Richard Russo, times two

I don’t know when Bob Moyer finds time to read and  review books when he’s always traveling, playing pétanque and writing haiku, but I’m glad he does.

Reviewed by Robert P. Moyer

THE DESTINY THIEF:  Essays on Writing, Writers and Life. By Richard Russo. Knopf. 194 pages.

Two for one.

That’s what you get in this collection of essays: two Richard Russos.

The first Richard Russo is the one most people know and love, the critically and commercially successful writer of Empire Falls and Nobody’s Fool. He’s an entertaining guy who openly professes “It’s life’s comedy I feel most compelled to share.”  His material this time is his own life, as he mines it for some smiles and a couple of guffaws. He was not the best writer in his MFA program, and he resisted as long as he could his material — small-town, upstate New York, where he came from.

While sharing some of the stuff he thinks is humorous, he even uses a line from a well-known movie to make his point, and make us laugh (no spoiler here!). He’s a parent, and he gives the commencement address at his daughter’s college, where he reads out RUSSO’S RULES OF LIFE. #3: “Have children. After what you’ve put your parents through, you deserve children of your own.”  He gives us a down-to-earth perspective on his career by explaining how, as he earned more money through his writing, he moved from writing in the basement to a room on the second floor, with a view.

It’s in this room where we meet the second Richard Russo, the astute commentator on art and writing. He moves us into this room, as he moves us into his past, to let us see what he sees. The window overlooks a tombstone leaning against a tree, an object that came with the house. One day, as the upstairs bathroom is being redone, a commode appears next to the tombstone. And he does what a writer should do —he pauses to look at it, and then shows us why that’s funny.

In another lengthy essay, he uses his grandfather’s involvement with the glove makers’ guild back in upstate New York, and then with the unions, to help him illustrate his own experience as a successful writer. Also a member of both a guild and a union, he illuminates the difference between art and craft, which he then extends to a contrast between print writers and e-writers who print only digitally. His arguments are at once well crafted — and artful.

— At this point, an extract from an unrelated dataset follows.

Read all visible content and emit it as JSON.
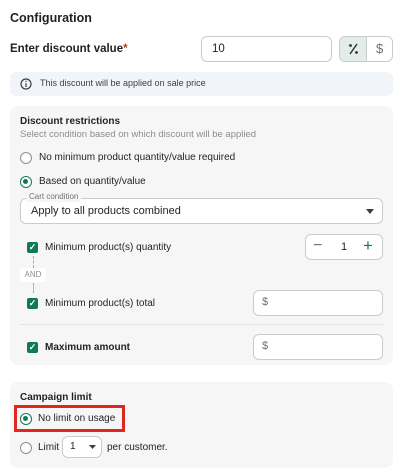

He includes two essays calling our attention to the finer points of Dickens and Mark Twain, in case we missed them, and a lengthy piece extolling the virtues of “omniscience” in narration. This is the barefaced second Richard Russo, and if you came to the book expecting just the first one, you may find this a bit of a slog. But if you just like Richard Russo, period, you will enjoy every minute of this small volume.